O diorama elaborado feito pelo Kuon era esplêndido demais, achando que seria desperdício só decorar no quarto.
Fazendo assim, dá pra todos que visitam verem, afinal.
Todo mundo mostra curiosidade intensa pelo diorama feito pelo Kuon.
— Uwaa, feito com detalhe até nos pontos finos!
— Incrível, hein… até Vossa Majestade Príncipe-Rei e as rainhas tão aqui.
Isso mesmo. Dentro do diorama, também tão colocadas nossas miniaturas. A Yae, a Hiruda, a Eruze e o pessoal lutam no campo de treino, e a Rinze, a Rin, a Sakura e o pessoal bebem chá ou tricotam na varanda.
Eu, a Yumina, a Sū, comíamos os vários bentōs abertos pela Rū embaixo da cerejeira florida no jardim interno.
Além disso, também tão posicionados em vários lugares a irmã Karen e o pessoal, o primeiro-ministro Kōsaka-san, várias pessoas do castelo.
Todo mundo, pra procurar a si mesmo, cola na caixa de vidro com olhos arregalados.
Vendo isso, falo com o filho artista de pé ao meu lado.
— Fez até com detalhe fino mesmo, hein.
— Isso é aspecto de apego meu. Detalhando até até o mínimo detalhe fiel à realidade, enquanto expresso meu próprio estilo, seria bom se conseguisse fazer isso.
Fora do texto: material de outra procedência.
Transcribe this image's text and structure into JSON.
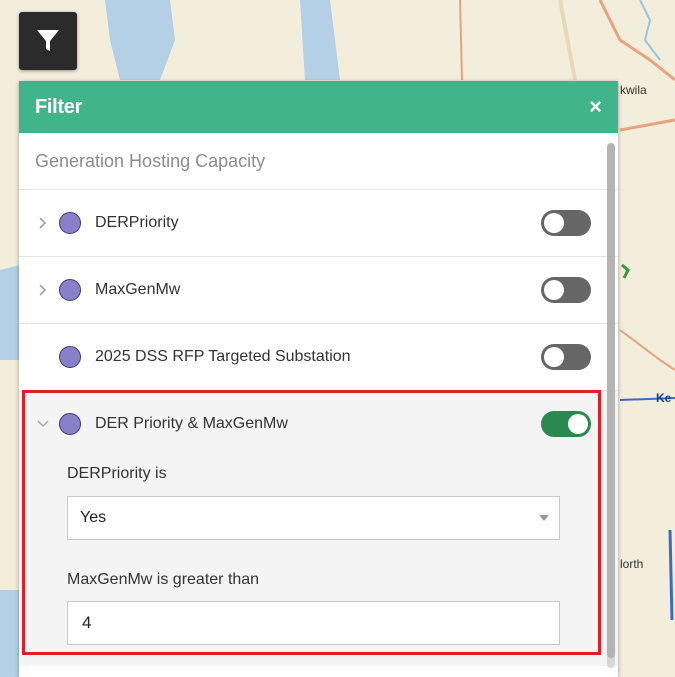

Apego, é. Pro criador, deve ser coisa importante mesmo, mas fazer todo mundo do castelo também seria exagero, penso.
Bom, já que todo mundo tá feliz, deve ter sido bom mesmo.
— Da próxima vez, dá pra me ensinar também o método de fazer?
— Eh? Mas o papai não tem [Modeling]?
— Quero tentar fazer sem usar magia. Igual o Kuon.
— …Se for eu que puder ensinar.
Levemente envergonhado, o Kuon assente. Será que a distância diminuiu um pouco?
O que vou fazer aprendendo com o Kuon, hein. Primeiro, preciso conseguir fazer árvore. Ah, seria interessante fazer correr miniatura do trem mágico.
Ou, expandir ainda mais este castelo, fazer até a cidade do castelo. Fico levemente animado.
Enquanto penso nesse tipo de coisa, acaricio com carinho a cabeça do filho bem-sucedido.